Attentional Heterogeneous Graph Neural Network: Application to Program Reidentification

Program or process is an integral part of almost every IT/OT system. Can we trust the identity/ID (e.g., executable name) of the program? To avoid detection, malware may disguise itself using the ID of a legitimate program, and a system tool (e.g., PowerShell) used by the attackers may have the fake ID of another common software, which is less sensitive. However, existing intrusion detection techniques often overlook this critical program reidentification problem (i.e., checking the program’s identity). In this paper, we propose an attentional heterogeneous graph neural network model (DeepHGNN) to verify the program’s identity based on its system behaviors. The key idea is to leverage the representation learning of the heterogeneous program behavior graph to guide the reidentification process. We formulate the program reidentification as a graph classification problem and develop an effective attentional heterogeneous graph embedding algorithm to solve it. Extensive experiments — using real-world enterprise monitoring data and real attacks — demonstrate the effectiveness of DeepHGNN across multiple popular metrics and the robustness to the normal dynamic changes like program version upgrades.

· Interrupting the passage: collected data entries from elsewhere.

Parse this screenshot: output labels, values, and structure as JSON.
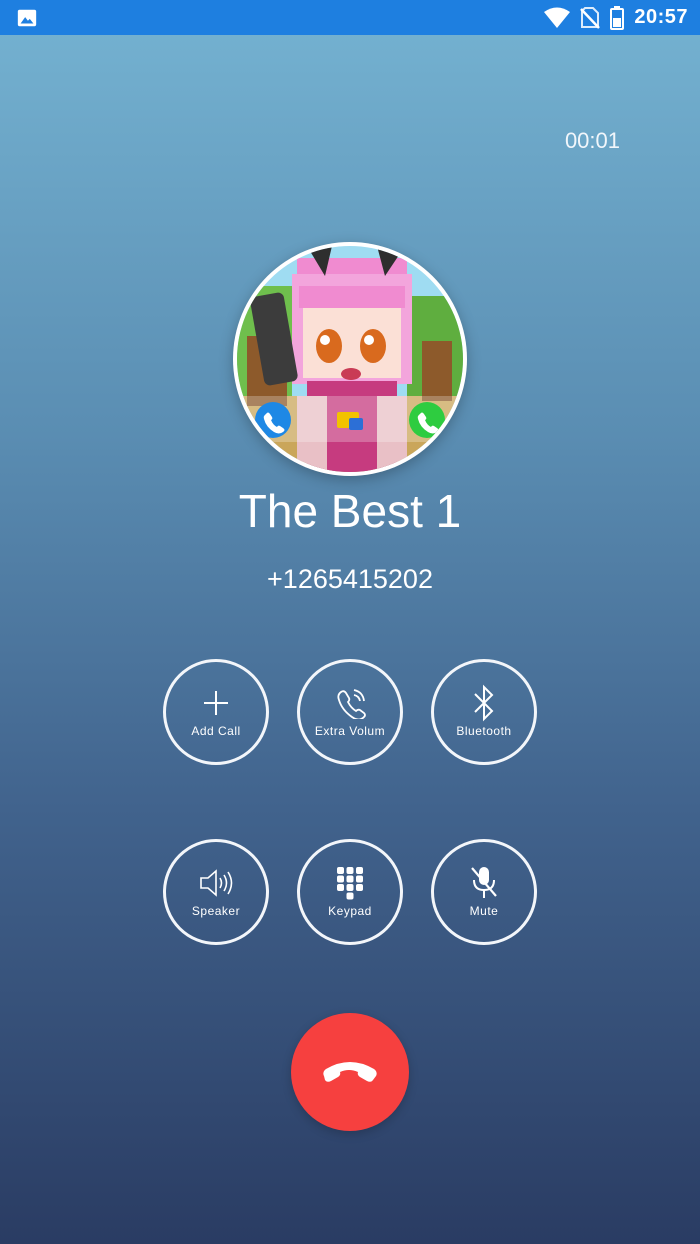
{
  "status_bar": {
    "time": "20:57",
    "left_icon": "image-icon",
    "right_icons": [
      "wifi-icon",
      "no-sim-icon",
      "battery-icon"
    ]
  },
  "call": {
    "timer": "00:01",
    "caller_name": "The Best 1",
    "caller_number": "+1265415202"
  },
  "controls": [
    {
      "label": "Add Call",
      "icon": "plus-icon"
    },
    {
      "label": "Extra Volum",
      "icon": "phone-volume-icon"
    },
    {
      "label": "Bluetooth",
      "icon": "bluetooth-icon"
    },
    {
      "label": "Speaker",
      "icon": "speaker-icon"
    },
    {
      "label": "Keypad",
      "icon": "keypad-icon"
    },
    {
      "label": "Mute",
      "icon": "mic-off-icon"
    }
  ],
  "hangup": {
    "icon": "end-call-icon"
  },
  "colors": {
    "status_bar": "#1e7fe0",
    "hangup": "#f6403f",
    "bg_top": "#75b3d2",
    "bg_bottom": "#2a3c63"
  }
}
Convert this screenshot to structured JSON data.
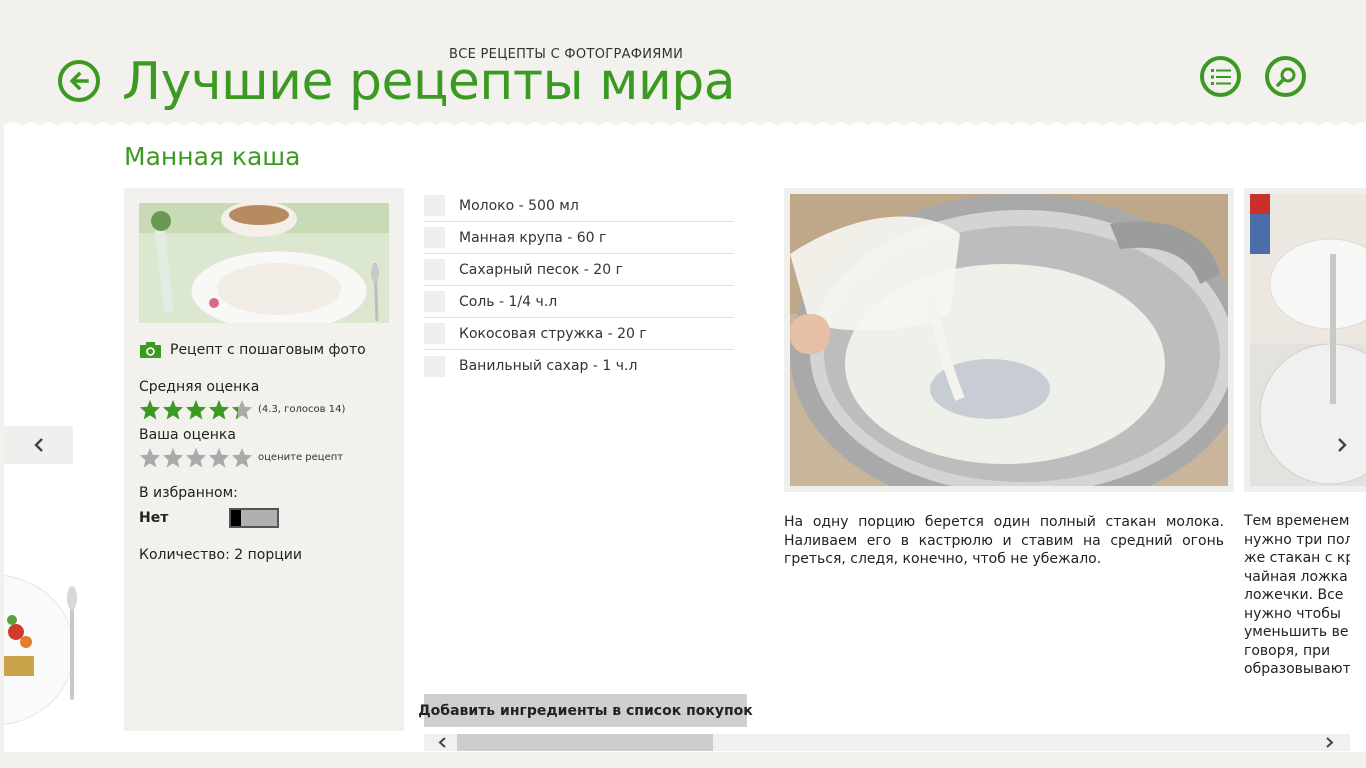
{
  "header": {
    "subtitle": "ВСЕ РЕЦЕПТЫ С ФОТОГРАФИЯМИ",
    "title": "Лучшие рецепты мира"
  },
  "recipe": {
    "title": "Манная каша",
    "step_photo_label": "Рецепт с пошаговым фото",
    "avg_rating_label": "Средняя оценка",
    "avg_rating_value": 4.3,
    "avg_rating_note": "(4.3, голосов 14)",
    "your_rating_label": "Ваша оценка",
    "your_rating_note": "оцените рецепт",
    "favorite_label": "В избранном:",
    "favorite_value": "Нет",
    "quantity": "Количество: 2 порции"
  },
  "ingredients": [
    "Молоко - 500 мл",
    "Манная крупа - 60 г",
    "Сахарный песок - 20 г",
    "Соль - 1/4 ч.л",
    "Кокосовая стружка - 20 г",
    "Ванильный сахар - 1 ч.л"
  ],
  "add_button_label": "Добавить ингредиенты в список покупок",
  "steps": [
    {
      "text": "На одну порцию берется один полный стакан молока. Наливаем его в кастрюлю и ставим на средний огонь греться, следя, конечно, чтоб не убежало."
    },
    {
      "lines": [
        "Тем временем",
        "нужно три полн",
        "же стакан с кру",
        "чайная ложка",
        "ложечки. Все",
        "нужно чтобы",
        "уменьшить ве",
        "говоря, при",
        "образовываютс"
      ]
    }
  ],
  "colors": {
    "accent": "#3c9a22",
    "background": "#f2f1ed",
    "panel": "#ffffff",
    "star_filled": "#3c9a22",
    "star_empty": "#aaaaaa"
  },
  "icons": {
    "back": "arrow-left-circle",
    "list": "list-circle",
    "search": "magnifier-circle",
    "camera": "camera",
    "nav_left": "chevron-left",
    "nav_right": "chevron-right"
  }
}
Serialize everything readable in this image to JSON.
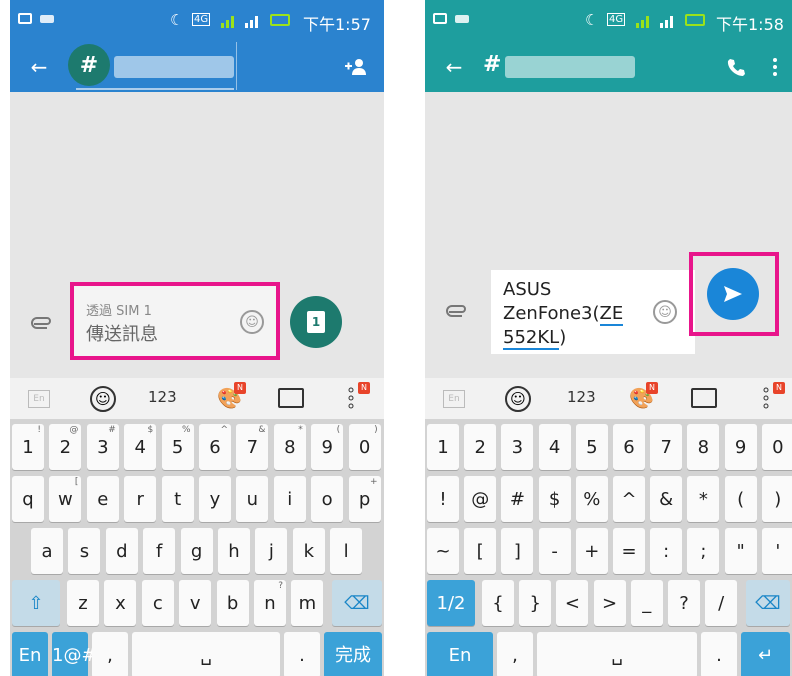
{
  "left": {
    "status": {
      "time": "下午1:57",
      "net": "4G"
    },
    "appbar": {
      "hash": "#",
      "title": "#"
    },
    "compose": {
      "hint_line1": "透過 SIM 1",
      "hint_line2": "傳送訊息",
      "sim_number": "1"
    },
    "suggest": {
      "lang": "En",
      "num_label": "123",
      "badge": "N"
    },
    "keys": {
      "row1": [
        "1",
        "2",
        "3",
        "4",
        "5",
        "6",
        "7",
        "8",
        "9",
        "0"
      ],
      "row1_hints": [
        "!",
        "@",
        "#",
        "$",
        "%",
        "^",
        "&",
        "*",
        "(",
        ")"
      ],
      "row2": [
        "q",
        "w",
        "e",
        "r",
        "t",
        "y",
        "u",
        "i",
        "o",
        "p"
      ],
      "row2_hints": [
        "",
        "[",
        "",
        "",
        "",
        "",
        "",
        "",
        "",
        "+"
      ],
      "row3": [
        "a",
        "s",
        "d",
        "f",
        "g",
        "h",
        "j",
        "k",
        "l"
      ],
      "row3_hints": [
        "",
        "",
        "",
        "",
        "",
        "",
        "",
        "",
        ""
      ],
      "row4": [
        "z",
        "x",
        "c",
        "v",
        "b",
        "n",
        "m"
      ],
      "row4_hints": [
        "",
        "",
        "",
        "",
        "",
        "?",
        ""
      ],
      "en": "En",
      "sym": "1@#",
      "comma": ",",
      "period": ".",
      "done": "完成"
    }
  },
  "right": {
    "status": {
      "time": "下午1:58",
      "net": "4G"
    },
    "appbar": {
      "hash": "#"
    },
    "compose": {
      "line1": "ASUS",
      "line2a": "ZenFone3(",
      "line2b": "ZE",
      "line3": "552KL",
      "line3b": ")"
    },
    "suggest": {
      "lang": "En",
      "num_label": "123",
      "badge": "N"
    },
    "keys": {
      "row1": [
        "1",
        "2",
        "3",
        "4",
        "5",
        "6",
        "7",
        "8",
        "9",
        "0"
      ],
      "row2": [
        "!",
        "@",
        "#",
        "$",
        "%",
        "^",
        "&",
        "*",
        "(",
        ")"
      ],
      "row3": [
        "~",
        "[",
        "]",
        "-",
        "+",
        "=",
        ":",
        ";",
        "\"",
        "'"
      ],
      "row4": [
        "{",
        "}",
        "<",
        ">",
        "_",
        "?",
        "/"
      ],
      "half": "1/2",
      "en": "En",
      "comma": ",",
      "period": "."
    }
  },
  "colors": {
    "left_bar": "#2b83cf",
    "right_bar": "#1e9e9e",
    "highlight": "#e8158b",
    "send_button": "#1a86d8",
    "sim_button": "#1d7a6e"
  }
}
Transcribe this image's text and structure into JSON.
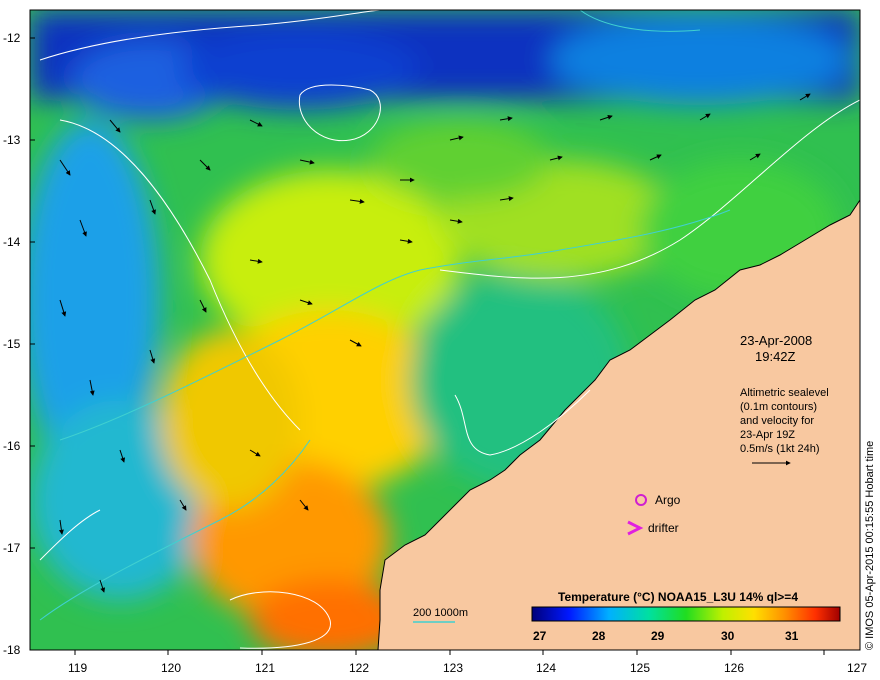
{
  "map": {
    "lat_labels": [
      "-12",
      "-13",
      "-14",
      "-15",
      "-16",
      "-17",
      "-18"
    ],
    "lon_labels": [
      "119",
      "120",
      "121",
      "122",
      "123",
      "124",
      "125",
      "126",
      "127"
    ],
    "lat_range": [
      -18,
      -11.65
    ],
    "lon_range": [
      118.6,
      127
    ]
  },
  "annotations": {
    "date": "23-Apr-2008",
    "time": "19:42Z",
    "alti_line1": "Altimetric sealevel",
    "alti_line2": "(0.1m contours)",
    "alti_line3": "and velocity for",
    "alti_line4": "23-Apr 19Z",
    "alti_line5": "0.5m/s (1kt 24h)",
    "argo_label": "Argo",
    "drifter_label": "drifter",
    "bathy_label": "200  1000m"
  },
  "colorbar": {
    "title": "Temperature (°C) NOAA15_L3U 14% ql>=4",
    "ticks": [
      "27",
      "28",
      "29",
      "30",
      "31"
    ],
    "range": [
      26.6,
      31.8
    ]
  },
  "credit": "© IMOS 05-Apr-2015 00:15:55 Hobart time",
  "colors": {
    "land": "#f8c8a0",
    "argo": "#d01fd0",
    "drifter": "#e020e0",
    "contour": "#ffffff",
    "bathy": "#40d0d0"
  }
}
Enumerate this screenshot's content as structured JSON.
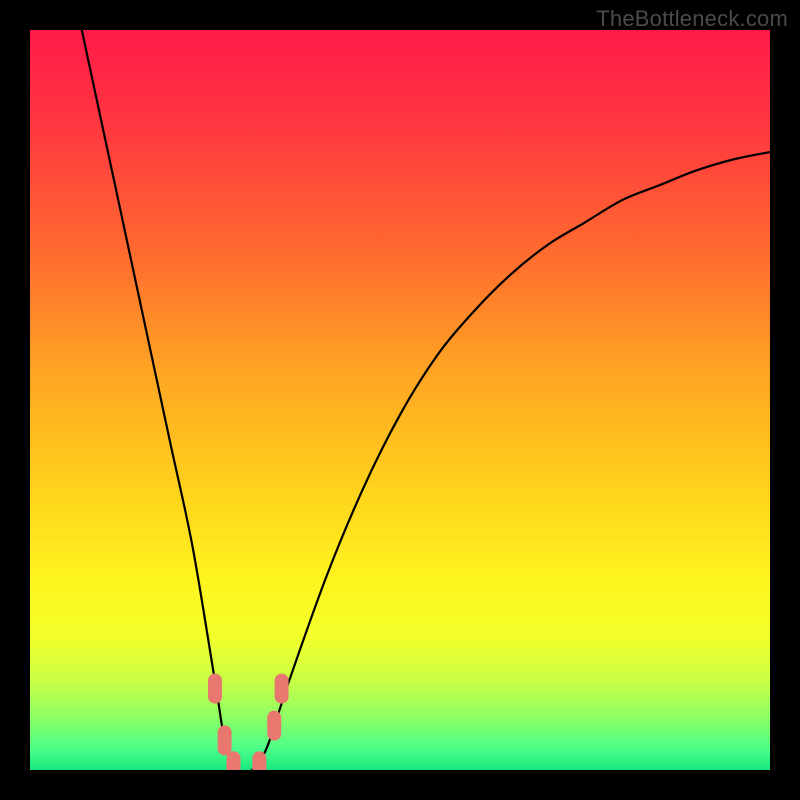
{
  "watermark": "TheBottleneck.com",
  "chart_data": {
    "type": "line",
    "title": "",
    "xlabel": "",
    "ylabel": "",
    "xlim": [
      0,
      100
    ],
    "ylim": [
      0,
      100
    ],
    "grid": false,
    "legend": false,
    "annotations": [],
    "series": [
      {
        "name": "bottleneck-curve",
        "comment": "V-shaped bottleneck percentage curve; y estimated from visual height (0 = bottom/green, 100 = top/red)",
        "x": [
          7,
          10,
          13,
          16,
          19,
          22,
          25,
          26.5,
          28,
          30,
          32,
          35,
          40,
          45,
          50,
          55,
          60,
          65,
          70,
          75,
          80,
          85,
          90,
          95,
          100
        ],
        "y": [
          100,
          86,
          72,
          58,
          44,
          30,
          12,
          3,
          0,
          0,
          3,
          12,
          26,
          38,
          48,
          56,
          62,
          67,
          71,
          74,
          77,
          79,
          81,
          82.5,
          83.5
        ]
      }
    ],
    "markers": [
      {
        "name": "highlight-points",
        "comment": "Salmon rounded markers near curve minimum",
        "color": "#e8776f",
        "points": [
          {
            "x": 25.0,
            "y": 11
          },
          {
            "x": 26.3,
            "y": 4
          },
          {
            "x": 27.5,
            "y": 0.5
          },
          {
            "x": 31.0,
            "y": 0.5
          },
          {
            "x": 33.0,
            "y": 6
          },
          {
            "x": 34.0,
            "y": 11
          }
        ]
      }
    ],
    "background_gradient": {
      "stops": [
        {
          "pos": 0.0,
          "color": "#ff1a49"
        },
        {
          "pos": 0.14,
          "color": "#ff3a3f"
        },
        {
          "pos": 0.3,
          "color": "#ff6a2f"
        },
        {
          "pos": 0.46,
          "color": "#ffa423"
        },
        {
          "pos": 0.62,
          "color": "#ffd21c"
        },
        {
          "pos": 0.74,
          "color": "#fff31e"
        },
        {
          "pos": 0.82,
          "color": "#f3ff2a"
        },
        {
          "pos": 0.88,
          "color": "#c8ff45"
        },
        {
          "pos": 0.93,
          "color": "#8cff66"
        },
        {
          "pos": 0.97,
          "color": "#4dff88"
        },
        {
          "pos": 1.0,
          "color": "#18e880"
        }
      ]
    }
  }
}
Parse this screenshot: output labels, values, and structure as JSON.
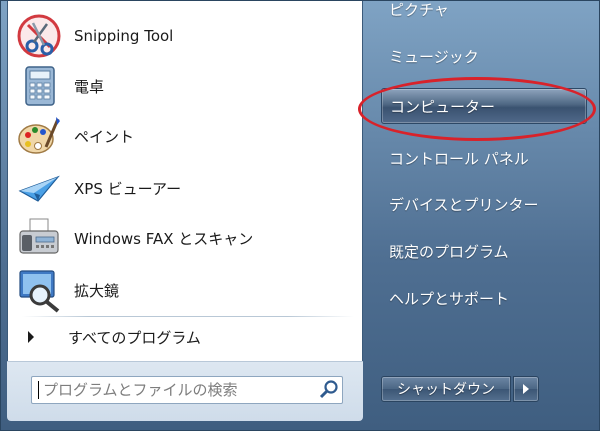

Countering Malicious Processes with Process-DNS Association

Modern malware and cyber attacks depend heavily on DNS services to make their campaigns reliable and difficult to track. Monitoring network DNS activities and blocking suspicious domains have been proven an effective technique in countering such attacks. However, recent successful campaigns reveal that at- tackers adapt by using seemingly benign domains and public web storage services to hide malicious activity. Also, the recent support for encrypted DNS queries provides attacker easier means to hide malicious traffic from network-based DNS monitoring.We propose PDNS, an end-point DNS monitoring system based on DNS sensor deployed at each host in a network, along with a centralized backend analysis server. To detect such attacks, PDNS expands the monitored DNS activity context and examines process context which triggered that activity. Specifically, each deployed PDNS sensor matches domain name and the IP address related to the DNS query with process ID, binary signature, loaded DLLs, and code signing information of the program that initiated it. We evaluate PDNS on a DNS activity dataset collected from 126 enterprise hosts and with data from multiple malware sources. Using ML Classifiers including DNN, our results outperform most previous works with high detection accuracy: a true positive rate at 98.55% and a low false positive rate at 0.03%.